Con Giulio Pantalei, autore del saggio Una lingua per cantare, abbiamo approfondito il contributo di alcuni tra i più influenti scrittori italiani della seconda metà del Novecento alla nascita del cantautorato
Un interessante fil rouge lega la nascita del cantautorato al contributo di alcuni dei più importanti autori della seconda metà del Novecento: Giulio Pantalei ne parla nel suo saggio pubblicato da Einaudi “Una lingua per cantare, gli scrittori italiani e la musica leggera”. Pantalei ha presentato il suo lavoro in diretta a Café Bleu.
“Mi sono reso conto che alcuni dei miei scrittori di riferimento come Calvino, Pasolini, Caproni, non solo avevano una grande anima musicale ma erano stati autori di versi per musica. Questi episodi messi un po’ da parte nelle biografie, messi a sistema e ricostruiti nel periodo in cui erano nati, mi hanno permesso di ricostruire un dibattito più ampio.

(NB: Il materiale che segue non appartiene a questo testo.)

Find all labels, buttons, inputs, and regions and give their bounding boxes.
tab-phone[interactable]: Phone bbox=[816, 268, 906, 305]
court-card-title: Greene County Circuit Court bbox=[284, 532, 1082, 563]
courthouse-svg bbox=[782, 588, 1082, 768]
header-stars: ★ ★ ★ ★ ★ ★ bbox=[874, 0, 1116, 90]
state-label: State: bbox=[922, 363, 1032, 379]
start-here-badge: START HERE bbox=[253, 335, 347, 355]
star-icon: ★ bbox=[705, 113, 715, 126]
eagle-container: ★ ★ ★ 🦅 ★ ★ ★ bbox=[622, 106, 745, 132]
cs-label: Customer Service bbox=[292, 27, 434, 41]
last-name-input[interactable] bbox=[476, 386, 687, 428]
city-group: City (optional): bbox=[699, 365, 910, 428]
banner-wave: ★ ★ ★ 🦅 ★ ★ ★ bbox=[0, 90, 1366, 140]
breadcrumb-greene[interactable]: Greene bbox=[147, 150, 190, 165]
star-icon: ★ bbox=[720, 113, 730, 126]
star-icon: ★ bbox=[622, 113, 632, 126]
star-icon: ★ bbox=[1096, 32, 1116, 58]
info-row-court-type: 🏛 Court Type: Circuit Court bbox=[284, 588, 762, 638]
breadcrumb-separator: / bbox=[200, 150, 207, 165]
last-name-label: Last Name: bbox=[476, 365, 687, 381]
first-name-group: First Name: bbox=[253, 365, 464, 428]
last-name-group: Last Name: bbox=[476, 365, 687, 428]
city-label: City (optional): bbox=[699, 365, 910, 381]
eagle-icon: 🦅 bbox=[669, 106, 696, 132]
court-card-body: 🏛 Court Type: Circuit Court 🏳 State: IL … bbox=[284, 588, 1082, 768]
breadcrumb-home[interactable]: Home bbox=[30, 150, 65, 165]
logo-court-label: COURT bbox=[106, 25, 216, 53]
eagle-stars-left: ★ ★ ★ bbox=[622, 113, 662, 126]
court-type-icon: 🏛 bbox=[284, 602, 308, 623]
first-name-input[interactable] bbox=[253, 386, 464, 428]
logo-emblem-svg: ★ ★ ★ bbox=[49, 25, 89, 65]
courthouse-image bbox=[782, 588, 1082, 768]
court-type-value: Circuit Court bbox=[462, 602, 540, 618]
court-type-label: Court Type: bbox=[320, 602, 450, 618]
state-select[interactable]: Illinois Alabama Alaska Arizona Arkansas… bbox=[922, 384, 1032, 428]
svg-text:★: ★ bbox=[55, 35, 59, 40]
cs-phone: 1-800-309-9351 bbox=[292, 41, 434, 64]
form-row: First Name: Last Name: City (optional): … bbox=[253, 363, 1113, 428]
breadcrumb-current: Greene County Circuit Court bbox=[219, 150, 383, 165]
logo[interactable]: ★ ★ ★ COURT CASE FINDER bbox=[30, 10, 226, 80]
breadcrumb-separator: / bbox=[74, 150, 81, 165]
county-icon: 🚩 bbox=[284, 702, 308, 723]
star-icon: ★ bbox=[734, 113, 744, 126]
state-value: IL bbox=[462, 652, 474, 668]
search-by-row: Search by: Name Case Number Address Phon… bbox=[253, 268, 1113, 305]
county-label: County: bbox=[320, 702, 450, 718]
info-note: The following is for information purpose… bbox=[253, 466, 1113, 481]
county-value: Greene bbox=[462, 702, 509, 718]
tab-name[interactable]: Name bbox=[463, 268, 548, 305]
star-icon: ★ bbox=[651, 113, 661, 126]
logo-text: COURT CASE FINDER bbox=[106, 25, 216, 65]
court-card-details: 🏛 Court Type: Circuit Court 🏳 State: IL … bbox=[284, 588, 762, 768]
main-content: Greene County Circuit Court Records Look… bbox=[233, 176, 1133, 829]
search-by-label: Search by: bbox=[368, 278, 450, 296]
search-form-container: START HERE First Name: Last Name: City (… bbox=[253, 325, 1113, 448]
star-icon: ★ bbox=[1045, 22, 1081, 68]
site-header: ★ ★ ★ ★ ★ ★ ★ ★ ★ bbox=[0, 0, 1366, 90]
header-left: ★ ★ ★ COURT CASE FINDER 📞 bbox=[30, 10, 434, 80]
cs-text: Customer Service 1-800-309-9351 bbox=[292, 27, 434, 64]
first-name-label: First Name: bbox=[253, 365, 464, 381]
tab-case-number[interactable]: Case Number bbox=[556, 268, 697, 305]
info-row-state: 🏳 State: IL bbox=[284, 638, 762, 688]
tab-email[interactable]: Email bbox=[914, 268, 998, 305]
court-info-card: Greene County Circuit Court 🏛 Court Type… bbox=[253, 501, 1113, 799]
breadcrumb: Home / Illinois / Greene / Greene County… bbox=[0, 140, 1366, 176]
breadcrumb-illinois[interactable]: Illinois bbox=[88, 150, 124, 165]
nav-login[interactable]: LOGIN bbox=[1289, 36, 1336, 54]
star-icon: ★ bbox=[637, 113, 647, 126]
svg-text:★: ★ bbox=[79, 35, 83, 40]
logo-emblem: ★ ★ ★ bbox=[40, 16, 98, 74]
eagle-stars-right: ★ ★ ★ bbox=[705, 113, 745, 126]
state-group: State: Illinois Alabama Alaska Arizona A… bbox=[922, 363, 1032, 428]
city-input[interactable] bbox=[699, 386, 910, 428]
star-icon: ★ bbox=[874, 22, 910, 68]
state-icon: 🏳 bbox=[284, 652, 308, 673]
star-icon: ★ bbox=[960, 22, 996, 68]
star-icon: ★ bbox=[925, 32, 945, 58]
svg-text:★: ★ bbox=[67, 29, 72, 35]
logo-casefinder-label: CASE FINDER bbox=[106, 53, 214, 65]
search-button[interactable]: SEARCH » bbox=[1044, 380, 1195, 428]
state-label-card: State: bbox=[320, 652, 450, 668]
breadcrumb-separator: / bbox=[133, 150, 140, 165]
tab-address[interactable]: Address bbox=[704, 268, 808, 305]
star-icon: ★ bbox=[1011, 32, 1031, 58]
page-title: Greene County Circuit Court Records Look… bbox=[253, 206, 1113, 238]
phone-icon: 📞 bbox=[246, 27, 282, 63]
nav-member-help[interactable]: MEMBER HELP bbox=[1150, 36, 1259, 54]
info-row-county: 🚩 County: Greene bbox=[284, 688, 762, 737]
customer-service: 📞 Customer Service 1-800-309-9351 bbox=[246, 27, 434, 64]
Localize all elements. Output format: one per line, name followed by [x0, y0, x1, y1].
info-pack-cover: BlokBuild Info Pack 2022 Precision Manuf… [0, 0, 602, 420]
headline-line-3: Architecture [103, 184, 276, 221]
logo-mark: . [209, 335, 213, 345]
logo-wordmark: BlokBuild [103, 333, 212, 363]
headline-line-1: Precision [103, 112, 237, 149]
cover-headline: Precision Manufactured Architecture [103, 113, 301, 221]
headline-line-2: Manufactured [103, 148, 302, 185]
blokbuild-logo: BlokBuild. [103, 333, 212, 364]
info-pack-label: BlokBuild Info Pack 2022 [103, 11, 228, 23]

Mancava una sorta di tassello fondamentale tra la storia della letteratura italiana del secondo Novecento e la nascita del cantautorato”.
“Tutte e tutti noi pensiamo che i cantautori della leva storica siano dei poeti. In effetti per scrivere le loro canzoni hanno usato anche gli strumenti retorici della poesia. Chi ha dato loro questi strumenti? Tutti i tentativi musicali di Calvino, Pasolini, Moravia hanno influenzato i giovani De Andrè, Guccini e De Gregori”.
Con Pantalei abbiamo approfondito una sorta di geografia della canzone che emerge nel saggio, a partire da Torino. Proprio nel capoluogo piemontese al corteo del 1 maggio del 1958 i Cantacronache fecero irruzione con un furgone e degli autoparlanti suonando “Dove vola l’avvoltoio”, canzone scritta da Italo Calvino su musica di Sergio Liberovici. Con questa sorta di performance musicale prese vita la prima canzone d’autore impegnata del dopoguerra italiano.
Nel podcast disponibile su Spreaker e su Spotify, insieme a Pantalei parliamo del rapporto tra gli autori della nascente canzone impegnata e il Festival di Sanremo. Infine con l’autore di Una lingua per cantare riflettiamo su una questione fondamentale: in che modo questa storia del rapporto tra scrittori italiani e forma canzone dialoga con la musica e chi l’ascolta nel 2025?